The Smith household has begun a long process of reducing its game collection—which is to say, my game collection. I’ve set a new standard: My bedroom has one free bookshelf set aside for board games; if a game doesn’t earn its place on those shelves, it has to go.
One side effect of this has been my spouse and me getting a chance to introduce some real classics to our one daughter still at home, things she was too young to experience when we first got them. Things like The Worlds of Boris Vallejo.
Here’s our opening setup from last weekend (you can click the photo for a larger version):
Each of the colored tiles in the center is a Boris painting, and each represents a world. The “board” is laid out randomly before each game, with some worlds touching many and others more separated. The black-and-white cards are placeholders matching those worlds, where cards can be set face down to defend. (That’s the stack of red-backed cards beneath some worlds.) The colored plastic winks on the worlds show who currently owns what, and the pawns represent each player’s mobile army. Each player has a hand of cards for that army, as well.
So basically you move your pawn onto someone else’s world, try to use your hand to defeat any defenders there and capture the world. The first player to own eight worlds wins.
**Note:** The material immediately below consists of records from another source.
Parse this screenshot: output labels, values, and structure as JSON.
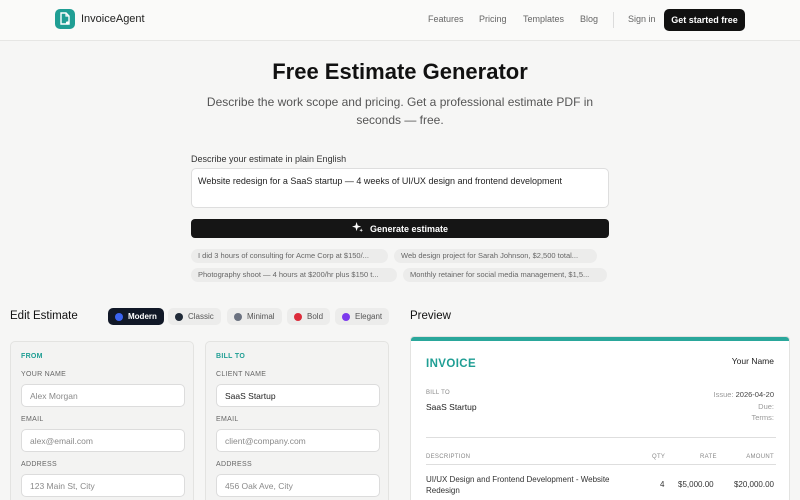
{
  "nav": {
    "brand": "InvoiceAgent",
    "links": [
      "Features",
      "Pricing",
      "Templates",
      "Blog"
    ],
    "signin": "Sign in",
    "cta": "Get started free"
  },
  "hero": {
    "title": "Free Estimate Generator",
    "subtitle": "Describe the work scope and pricing. Get a professional estimate PDF in seconds — free."
  },
  "prompt": {
    "label": "Describe your estimate in plain English",
    "value": "Website redesign for a SaaS startup — 4 weeks of UI/UX design and frontend development",
    "button": "Generate estimate"
  },
  "examples": [
    "I did 3 hours of consulting for Acme Corp at $150/...",
    "Web design project for Sarah Johnson, $2,500 total...",
    "Photography shoot — 4 hours at $200/hr plus $150 t...",
    "Monthly retainer for social media management, $1,5..."
  ],
  "editor": {
    "title": "Edit Estimate",
    "templates": [
      {
        "label": "Modern",
        "color": "#3b63f0"
      },
      {
        "label": "Classic",
        "color": "#1f2937"
      },
      {
        "label": "Minimal",
        "color": "#6b7280"
      },
      {
        "label": "Bold",
        "color": "#dc2b3a"
      },
      {
        "label": "Elegant",
        "color": "#7c3aed"
      }
    ],
    "from": {
      "heading": "FROM",
      "name_label": "YOUR NAME",
      "name_placeholder": "Alex Morgan",
      "email_label": "EMAIL",
      "email_placeholder": "alex@email.com",
      "address_label": "ADDRESS",
      "address_placeholder": "123 Main St, City"
    },
    "billto": {
      "heading": "BILL TO",
      "name_label": "CLIENT NAME",
      "name_value": "SaaS Startup",
      "email_label": "EMAIL",
      "email_placeholder": "client@company.com",
      "address_label": "ADDRESS",
      "address_placeholder": "456 Oak Ave, City"
    }
  },
  "preview": {
    "title": "Preview",
    "heading": "INVOICE",
    "your_name": "Your Name",
    "billto_label": "BILL TO",
    "client": "SaaS Startup",
    "issue_label": "Issue:",
    "issue_value": "2026-04-20",
    "due_label": "Due:",
    "terms_label": "Terms:",
    "columns": {
      "desc": "DESCRIPTION",
      "qty": "QTY",
      "rate": "RATE",
      "amount": "AMOUNT"
    },
    "rows": [
      {
        "desc": "UI/UX Design and Frontend Development - Website Redesign",
        "qty": "4",
        "rate": "$5,000.00",
        "amount": "$20,000.00"
      }
    ]
  },
  "colors": {
    "accent": "#1f9e94",
    "dark": "#111111"
  }
}
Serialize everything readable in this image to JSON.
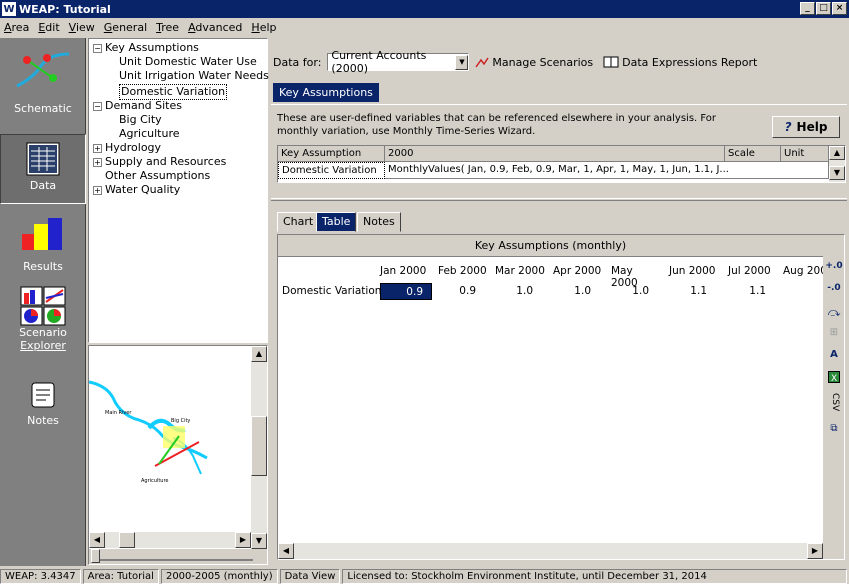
{
  "window": {
    "title": "WEAP: Tutorial",
    "logo": "W"
  },
  "menu": [
    "Area",
    "Edit",
    "View",
    "General",
    "Tree",
    "Advanced",
    "Help"
  ],
  "sidebar": {
    "items": [
      {
        "label": "Schematic",
        "icon": "schematic-icon"
      },
      {
        "label": "Data",
        "icon": "data-icon"
      },
      {
        "label": "Results",
        "icon": "results-icon"
      },
      {
        "label": "Scenario\nExplorer",
        "label1": "Scenario",
        "label2": "Explorer",
        "icon": "scenario-explorer-icon"
      },
      {
        "label": "Notes",
        "icon": "notes-icon"
      }
    ]
  },
  "tree": {
    "items": [
      {
        "label": "Key Assumptions",
        "expander": "−"
      },
      {
        "label": "Unit Domestic Water Use"
      },
      {
        "label": "Unit Irrigation Water Needs"
      },
      {
        "label": "Domestic Variation",
        "selected": true
      },
      {
        "label": "Demand Sites",
        "expander": "−"
      },
      {
        "label": "Big City"
      },
      {
        "label": "Agriculture"
      },
      {
        "label": "Hydrology",
        "expander": "+"
      },
      {
        "label": "Supply and Resources",
        "expander": "+"
      },
      {
        "label": "Other Assumptions"
      },
      {
        "label": "Water Quality",
        "expander": "+"
      }
    ]
  },
  "minimap": {
    "labels": [
      "Main River",
      "Big City",
      "Agriculture"
    ]
  },
  "datafor": {
    "label": "Data for:",
    "value": "Current Accounts (2000)",
    "manage_scenarios": "Manage Scenarios",
    "expressions_report": "Data Expressions Report"
  },
  "topTab": "Key Assumptions",
  "description": "These are user-defined variables that can be referenced elsewhere in your analysis.  For monthly variation, use Monthly Time-Series Wizard.",
  "help": "Help",
  "grid": {
    "headers": [
      "Key Assumption",
      "2000",
      "Scale",
      "Unit"
    ],
    "row": [
      "Domestic Variation",
      "MonthlyValues( Jan, 0.9,  Feb, 0.9,  Mar, 1,  Apr, 1,  May, 1,  Jun, 1.1,  J..."
    ]
  },
  "bottomTabs": [
    "Chart",
    "Table",
    "Notes"
  ],
  "table": {
    "title": "Key Assumptions (monthly)",
    "months": [
      "Jan 2000",
      "Feb 2000",
      "Mar 2000",
      "Apr 2000",
      "May 2000",
      "Jun 2000",
      "Jul 2000",
      "Aug 200"
    ],
    "rowLabel": "Domestic Variation",
    "values": [
      "0.9",
      "0.9",
      "1.0",
      "1.0",
      "1.0",
      "1.1",
      "1.1",
      ""
    ]
  },
  "tools": [
    ".00 increase-decimals-icon",
    ".00 decrease-decimals-icon",
    "chart-toggle-icon",
    "filter-icon",
    "font-icon",
    "excel-icon",
    "CSV",
    "copy-icon"
  ],
  "toolsLabels": {
    "csv": "CSV"
  },
  "status": [
    "WEAP: 3.4347",
    "Area: Tutorial",
    "2000-2005 (monthly)",
    "Data View",
    "Licensed to: Stockholm Environment Institute, until December 31, 2014"
  ]
}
The game has a few nice twists: You can move your pawn up to two spaces across your own territories; you can ally with an active player to give away a card or two and draw two replacements; and—most excitingly—character cards that belong to a world (show up in the painting) are double strength in combat there. Oh, and there’s even a solitaire version.
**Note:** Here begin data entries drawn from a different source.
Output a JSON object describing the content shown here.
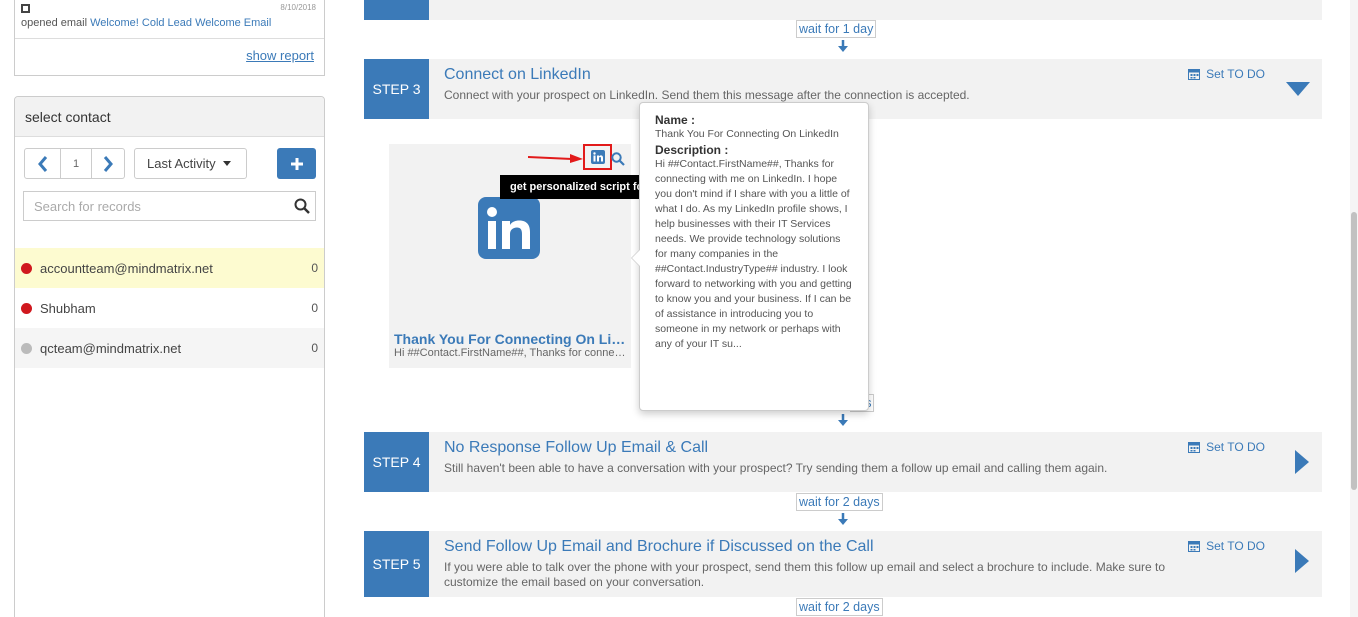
{
  "activity": {
    "date": "8/10/2018",
    "opened_text": "opened email",
    "email_link": "Welcome! Cold Lead Welcome Email",
    "show_report": "show report"
  },
  "contacts": {
    "title": "select contact",
    "page": "1",
    "sort_label": "Last Activity",
    "search_placeholder": "Search for records",
    "items": [
      {
        "name": "accountteam@mindmatrix.net",
        "count": "0",
        "status_color": "#d0181e"
      },
      {
        "name": "Shubham",
        "count": "0",
        "status_color": "#d0181e"
      },
      {
        "name": "qcteam@mindmatrix.net",
        "count": "0",
        "status_color": "#bbbbbb"
      }
    ]
  },
  "steps": [
    {
      "label": "STEP 3",
      "title": "Connect on LinkedIn",
      "description": "Connect with your prospect on LinkedIn. Send them this message after the connection is accepted.",
      "todo": "Set TO DO",
      "expanded": true
    },
    {
      "label": "STEP 4",
      "title": "No Response Follow Up Email & Call",
      "description": "Still haven't been able to have a conversation with your prospect? Try sending them a follow up email and calling them again.",
      "todo": "Set TO DO",
      "expanded": false
    },
    {
      "label": "STEP 5",
      "title": "Send Follow Up Email and Brochure if Discussed on the Call",
      "description": "If you were able to talk over the phone with your prospect, send them this follow up email and select a brochure to include. Make sure to customize the email based on your conversation.",
      "todo": "Set TO DO",
      "expanded": false
    }
  ],
  "waits": [
    "wait for 1 day",
    "ays",
    "wait for 2 days",
    "wait for 2 days"
  ],
  "linkedin_card": {
    "logo_text": "in",
    "title": "Thank You For Connecting On LinkedIn",
    "subtitle": "Hi ##Contact.FirstName##, Thanks for connecting with me on LinkedIn."
  },
  "tooltip": "get personalized script for contact",
  "popover": {
    "name_label": "Name :",
    "name_value": "Thank You For Connecting On LinkedIn",
    "desc_label": "Description :",
    "desc_value": "Hi ##Contact.FirstName##, Thanks for connecting with me on LinkedIn. I hope you don't mind if I share with you a little of what I do. As my LinkedIn profile shows, I help businesses with their IT Services needs. We provide technology solutions for many companies in the ##Contact.IndustryType## industry. I look forward to networking with you and getting to know you and your business. If I can be of assistance in introducing you to someone in my network or perhaps with any of your IT su..."
  },
  "colors": {
    "accent": "#3b7ab8",
    "highlight": "#e21a1a",
    "step_bg": "#f2f2f2"
  }
}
Back in 1984, my local hobby store was so tired of having this thing taking up shelf space that they were going to take the tiles out, laminate them, and try to sell them as coasters. I was working Saturdays there at the time and had an employee discount. Expecting the game to be a turkey(as licensed products often are), but willing to give it a try, I talked the store owner into an even bigger discount and took it home. Imagine my surprise when it turned out to be lots of fun, one of my spouse’s favorites, in fact.
One recommendation: If you play three-player, consider setting a time limit rather than a world limit. We battled ourselves to a standstill, with me controlling seven worlds and Jen and Kate each holding five. Every time I went for the eighth, they cooperated to deny me my rightful victory. Curses!